I froze, wondering what had happened. I hadnt checked my grades from my last semester because of the hold on my account, so i looked at my transcript, you dont even want to hear what my GPA was. But the most frightening thing I saw was that I got a D+ in my computer class.

Understand, this class was the big obstacle I faced during my last semester. I was taking it for a math credit because every other math class I took I couldnt pass and this was my last hope during my last semester which was a lot of pressure. The entire semester I struggled in this class. I prayed so hard and practiced but it still looked as though I was going to fail. Just two weeks before the end of the semester, just before I took my last test, I went to the head instructor, instead of the TA and asked if she thought I would pass with my scores. She said No. But she took mercy on me and gave me extra credit and on the LAST day of classes I went to see her and she looked at my grades and gave me a hug and told me that I had done it. She congralulated me and told me good luck. I screamed all the way down the hallway.
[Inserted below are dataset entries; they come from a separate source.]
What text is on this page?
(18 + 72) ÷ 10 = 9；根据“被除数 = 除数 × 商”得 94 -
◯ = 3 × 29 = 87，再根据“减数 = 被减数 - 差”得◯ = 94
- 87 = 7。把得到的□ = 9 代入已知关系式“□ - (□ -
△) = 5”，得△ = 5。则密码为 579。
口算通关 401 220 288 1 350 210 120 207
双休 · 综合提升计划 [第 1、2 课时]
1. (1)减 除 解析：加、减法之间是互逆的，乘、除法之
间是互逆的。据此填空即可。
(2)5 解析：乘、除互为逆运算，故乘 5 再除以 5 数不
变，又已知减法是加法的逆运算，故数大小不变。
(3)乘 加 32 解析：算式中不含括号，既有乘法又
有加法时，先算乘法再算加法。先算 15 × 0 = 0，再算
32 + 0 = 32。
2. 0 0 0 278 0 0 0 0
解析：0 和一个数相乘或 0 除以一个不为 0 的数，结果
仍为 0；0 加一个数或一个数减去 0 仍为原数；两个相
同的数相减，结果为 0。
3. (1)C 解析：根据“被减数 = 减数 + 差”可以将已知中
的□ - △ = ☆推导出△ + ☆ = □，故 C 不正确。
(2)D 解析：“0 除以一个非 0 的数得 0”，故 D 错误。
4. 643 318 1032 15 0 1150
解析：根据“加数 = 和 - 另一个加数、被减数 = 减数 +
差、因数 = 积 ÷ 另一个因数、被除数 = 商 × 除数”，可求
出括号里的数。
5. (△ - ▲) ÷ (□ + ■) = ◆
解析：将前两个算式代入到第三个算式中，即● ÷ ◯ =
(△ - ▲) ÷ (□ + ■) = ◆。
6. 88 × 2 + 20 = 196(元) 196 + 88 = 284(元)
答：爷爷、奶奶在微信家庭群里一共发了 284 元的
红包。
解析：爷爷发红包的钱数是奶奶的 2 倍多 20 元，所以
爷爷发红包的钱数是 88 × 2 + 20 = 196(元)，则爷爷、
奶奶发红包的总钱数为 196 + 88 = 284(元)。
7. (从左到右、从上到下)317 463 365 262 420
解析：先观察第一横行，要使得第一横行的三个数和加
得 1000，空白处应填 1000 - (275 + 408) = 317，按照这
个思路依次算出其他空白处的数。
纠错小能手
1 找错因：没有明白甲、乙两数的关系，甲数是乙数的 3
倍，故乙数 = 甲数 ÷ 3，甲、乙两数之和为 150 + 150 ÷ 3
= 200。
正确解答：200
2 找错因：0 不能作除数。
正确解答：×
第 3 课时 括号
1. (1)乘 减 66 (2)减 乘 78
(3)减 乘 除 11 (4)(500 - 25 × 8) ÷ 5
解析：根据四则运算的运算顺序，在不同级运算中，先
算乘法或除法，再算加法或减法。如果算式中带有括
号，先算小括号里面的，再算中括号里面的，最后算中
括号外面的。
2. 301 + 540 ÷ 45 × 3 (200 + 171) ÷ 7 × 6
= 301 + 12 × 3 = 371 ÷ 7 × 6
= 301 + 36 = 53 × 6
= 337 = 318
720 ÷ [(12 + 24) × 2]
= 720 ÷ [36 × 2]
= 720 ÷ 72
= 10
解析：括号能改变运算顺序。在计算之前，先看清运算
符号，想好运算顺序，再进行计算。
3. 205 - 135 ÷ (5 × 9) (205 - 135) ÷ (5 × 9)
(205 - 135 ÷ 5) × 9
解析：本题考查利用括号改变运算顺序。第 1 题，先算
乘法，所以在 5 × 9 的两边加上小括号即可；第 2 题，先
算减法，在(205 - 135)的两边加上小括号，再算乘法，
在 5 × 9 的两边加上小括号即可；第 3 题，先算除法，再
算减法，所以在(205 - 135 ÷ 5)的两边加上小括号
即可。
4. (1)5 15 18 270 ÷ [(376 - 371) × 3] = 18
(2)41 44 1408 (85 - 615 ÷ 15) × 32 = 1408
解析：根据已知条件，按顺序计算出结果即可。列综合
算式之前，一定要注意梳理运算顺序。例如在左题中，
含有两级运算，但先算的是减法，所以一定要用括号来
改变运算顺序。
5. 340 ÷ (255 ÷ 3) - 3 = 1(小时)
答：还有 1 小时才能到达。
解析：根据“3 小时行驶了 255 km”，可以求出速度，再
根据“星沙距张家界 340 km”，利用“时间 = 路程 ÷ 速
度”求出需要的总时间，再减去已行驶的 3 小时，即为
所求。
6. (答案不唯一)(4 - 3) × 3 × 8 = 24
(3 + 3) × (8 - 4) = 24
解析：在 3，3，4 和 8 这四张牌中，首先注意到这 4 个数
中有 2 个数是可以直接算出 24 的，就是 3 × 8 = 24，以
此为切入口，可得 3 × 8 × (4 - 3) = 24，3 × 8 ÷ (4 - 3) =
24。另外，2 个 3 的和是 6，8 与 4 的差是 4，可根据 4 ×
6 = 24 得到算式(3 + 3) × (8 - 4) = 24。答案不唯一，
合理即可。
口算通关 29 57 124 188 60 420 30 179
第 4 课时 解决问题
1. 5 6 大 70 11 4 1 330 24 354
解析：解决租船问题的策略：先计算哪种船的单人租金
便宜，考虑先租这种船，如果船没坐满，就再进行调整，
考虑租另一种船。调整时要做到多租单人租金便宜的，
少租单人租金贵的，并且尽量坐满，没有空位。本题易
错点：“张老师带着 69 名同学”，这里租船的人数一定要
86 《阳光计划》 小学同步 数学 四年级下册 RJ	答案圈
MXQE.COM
See, I needed to pass that class with a C in order to graduate. All of my other classes were journalism classes and I did well in them so I didnt have to worry. So, I went and walked in my graduation ceremony two days later and celebrated with my friends and family.
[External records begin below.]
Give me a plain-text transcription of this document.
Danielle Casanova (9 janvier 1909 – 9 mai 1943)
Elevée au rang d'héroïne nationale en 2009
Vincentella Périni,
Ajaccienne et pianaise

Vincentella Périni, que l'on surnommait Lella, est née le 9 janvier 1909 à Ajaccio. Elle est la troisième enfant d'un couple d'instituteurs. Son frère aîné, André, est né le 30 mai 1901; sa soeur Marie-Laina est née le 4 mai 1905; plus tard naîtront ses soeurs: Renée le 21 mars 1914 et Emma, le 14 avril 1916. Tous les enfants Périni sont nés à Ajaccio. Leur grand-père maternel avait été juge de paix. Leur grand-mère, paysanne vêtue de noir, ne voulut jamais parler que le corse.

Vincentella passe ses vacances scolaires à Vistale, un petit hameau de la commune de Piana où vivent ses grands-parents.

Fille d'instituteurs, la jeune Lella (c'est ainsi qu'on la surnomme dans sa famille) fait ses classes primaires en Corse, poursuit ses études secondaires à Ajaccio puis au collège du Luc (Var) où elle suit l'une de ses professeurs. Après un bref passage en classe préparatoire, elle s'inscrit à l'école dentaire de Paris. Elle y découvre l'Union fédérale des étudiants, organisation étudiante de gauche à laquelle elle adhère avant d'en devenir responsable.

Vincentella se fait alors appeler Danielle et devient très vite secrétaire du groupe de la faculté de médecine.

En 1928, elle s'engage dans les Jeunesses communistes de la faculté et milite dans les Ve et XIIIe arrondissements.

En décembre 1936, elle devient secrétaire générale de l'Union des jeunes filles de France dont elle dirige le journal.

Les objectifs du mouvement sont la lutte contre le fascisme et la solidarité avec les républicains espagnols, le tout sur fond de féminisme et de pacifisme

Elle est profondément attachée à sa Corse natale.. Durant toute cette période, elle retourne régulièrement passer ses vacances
So, when I saw the D+ I was shocked. I wondered if this was the reason I had financial aid in my account. Did UF still consider me to be a student? I checked my degree status and it said: No degree received at UF. I stared at the screen blankly.

My worst nightmare.

But you know what? I didnt cry. I didnt shake, I didnt fall out like Im so used to doing. I just said to myself, I did everything that I could do last semester. I did my best.

Today I went to talk to the instructor and she changed my grade, saying that I had come up short by just a few points on the last exam and she gave me some more extra credit to do to get those points. I was really cool about it. I cant believe that.

God must have done a work in me because Im so emotional I would have flipped out but I didnt. I kept my cool. And Im fine. It turns out that extra financial aid was really my award money for that writing competition I had won. I didnt expect it to come into my account. I was waiting for a check in the mail. So, it turned out to be my money after all. Yay!

This is exactly what we have to do when faced with any kind of trial or upsetting news. It’s not our battle to fight. God is in total control. Your whining or crying won’t make anything better, though it may make you feel better for a moment. Just chill and let God do His thing. Save yourself some tears.

I’m going to save mine for the happy days.